Evaluation of a Vaccine Candidate Designed for Broad-Spectrum Protection against Type A Foot-and-Mouth Disease in Asia
Sung Ho Shin,
Seong Yun Hwang,
Hyun-Mi Kim,
Se Hee Shin,
Mi-Kyeong Ko,
Min Ja Lee,
Su-Mi Kim,
Jong-Hyeon Park
Affiliations
Sung Ho Shin
Center for Foot-and-Mouth Disease Vaccine Research, Animal and Plant Quarantine Agency, 177 Hyeoksin 8-ro, Gimcheon City 39660, Gyeongsangbuk-do, Republic of Korea
Seong Yun Hwang
Center for Foot-and-Mouth Disease Vaccine Research, Animal and Plant Quarantine Agency, 177 Hyeoksin 8-ro, Gimcheon City 39660, Gyeongsangbuk-do, Republic of Korea
Hyun-Mi Kim
Center for Foot-and-Mouth Disease Vaccine Research, Animal and Plant Quarantine Agency, 177 Hyeoksin 8-ro, Gimcheon City 39660, Gyeongsangbuk-do, Republic of Korea
Se Hee Shin
VAXDIGM, Room 335, 3rd Floor, 11, Bongeunsa-ro 63-gil, Gangnam-gu, Seoul 060097, Republic of Korea
Mi-Kyeong Ko
Center for Foot-and-Mouth Disease Vaccine Research, Animal and Plant Quarantine Agency, 177 Hyeoksin 8-ro, Gimcheon City 39660, Gyeongsangbuk-do, Republic of Korea
Min Ja Lee
Center for Foot-and-Mouth Disease Vaccine Research, Animal and Plant Quarantine Agency, 177 Hyeoksin 8-ro, Gimcheon City 39660, Gyeongsangbuk-do, Republic of Korea
Su-Mi Kim
Center for Foot-and-Mouth Disease Vaccine Research, Animal and Plant Quarantine Agency, 177 Hyeoksin 8-ro, Gimcheon City 39660, Gyeongsangbuk-do, Republic of Korea
Jong-Hyeon Park
Center for Foot-and-Mouth Disease Vaccine Research, Animal and Plant Quarantine Agency, 177 Hyeoksin 8-ro, Gimcheon City 39660, Gyeongsangbuk-do, Republic of Korea
Foot-and-mouth disease (FMD) vaccines are currently the most powerful protective and preventive measures used to control FMD. In this study, the chimeric vaccine strain containing antigenic epitopes from the FMD virus serotype A, which belongs to the ASIA topotype, was produced and evaluated.

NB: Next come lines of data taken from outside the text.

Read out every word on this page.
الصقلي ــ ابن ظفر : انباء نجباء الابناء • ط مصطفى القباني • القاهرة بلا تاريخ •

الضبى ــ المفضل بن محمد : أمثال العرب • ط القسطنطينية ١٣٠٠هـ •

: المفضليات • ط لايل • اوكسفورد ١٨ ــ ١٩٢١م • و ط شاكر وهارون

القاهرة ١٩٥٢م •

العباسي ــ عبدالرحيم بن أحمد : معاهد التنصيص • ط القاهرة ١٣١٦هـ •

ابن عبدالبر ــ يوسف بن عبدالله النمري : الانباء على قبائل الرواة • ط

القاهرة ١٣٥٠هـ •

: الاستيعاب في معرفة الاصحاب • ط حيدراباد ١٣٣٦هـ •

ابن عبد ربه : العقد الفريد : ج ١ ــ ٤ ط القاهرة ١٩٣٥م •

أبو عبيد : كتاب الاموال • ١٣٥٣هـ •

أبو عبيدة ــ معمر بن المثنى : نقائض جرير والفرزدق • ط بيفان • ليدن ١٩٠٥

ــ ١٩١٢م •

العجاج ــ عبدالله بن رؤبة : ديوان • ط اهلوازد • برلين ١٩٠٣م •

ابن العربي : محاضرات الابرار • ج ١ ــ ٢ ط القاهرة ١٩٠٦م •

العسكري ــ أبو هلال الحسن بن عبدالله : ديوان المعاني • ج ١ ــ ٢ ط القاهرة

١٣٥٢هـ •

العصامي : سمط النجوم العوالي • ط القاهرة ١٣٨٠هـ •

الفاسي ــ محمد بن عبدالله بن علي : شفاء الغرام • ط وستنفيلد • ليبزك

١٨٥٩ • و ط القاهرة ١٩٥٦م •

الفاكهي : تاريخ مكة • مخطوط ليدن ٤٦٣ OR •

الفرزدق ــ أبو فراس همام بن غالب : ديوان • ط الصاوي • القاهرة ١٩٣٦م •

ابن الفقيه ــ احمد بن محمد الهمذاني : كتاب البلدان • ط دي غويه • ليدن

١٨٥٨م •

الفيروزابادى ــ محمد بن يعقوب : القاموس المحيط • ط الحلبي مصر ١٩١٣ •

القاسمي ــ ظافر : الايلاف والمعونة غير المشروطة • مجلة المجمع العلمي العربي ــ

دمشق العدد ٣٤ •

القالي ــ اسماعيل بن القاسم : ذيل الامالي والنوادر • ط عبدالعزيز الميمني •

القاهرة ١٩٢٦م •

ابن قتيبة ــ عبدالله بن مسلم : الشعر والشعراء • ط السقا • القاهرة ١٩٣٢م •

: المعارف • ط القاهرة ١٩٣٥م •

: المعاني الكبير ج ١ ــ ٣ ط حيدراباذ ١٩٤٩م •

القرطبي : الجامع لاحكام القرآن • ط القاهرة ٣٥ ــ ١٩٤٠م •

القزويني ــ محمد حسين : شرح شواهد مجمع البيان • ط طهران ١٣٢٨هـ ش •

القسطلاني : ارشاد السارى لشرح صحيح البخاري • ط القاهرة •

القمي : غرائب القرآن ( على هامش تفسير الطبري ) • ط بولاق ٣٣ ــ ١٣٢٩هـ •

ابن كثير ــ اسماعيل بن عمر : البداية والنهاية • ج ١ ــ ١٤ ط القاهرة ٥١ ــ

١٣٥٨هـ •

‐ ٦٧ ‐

The chimeric vaccine strains contain sea-97/G1 (VP4, VP2, VP3) and A22 Iraq (VP1) or G-VII (VP1) for use in FMD vaccines in Asia. The 50% protective dose was determined in mice. Vaccinated mice were challenged with three different type A viruses (Sea-97/G1, Sea-97/G2, G-VII clade) seven days post-vaccination (dpv), and mice that received the vaccine candidates were protected against the three viruses. The protective capability of one of the vaccine candidates was evaluated in pigs. Vaccinated pigs were challenged with three different type A viruses (Sea-97/G1, Sea-97/G2, G-VII clade) at 28 dpv, and pigs that received the vaccine candidate were protected against the three viruses. The results showed that this vaccine candidate, which was designed to provide protection against FMD in Asia, efficiently protected pigs against virus challenge and thus has potential as a broad-spectrum vaccine for various epidemic FMD viruses.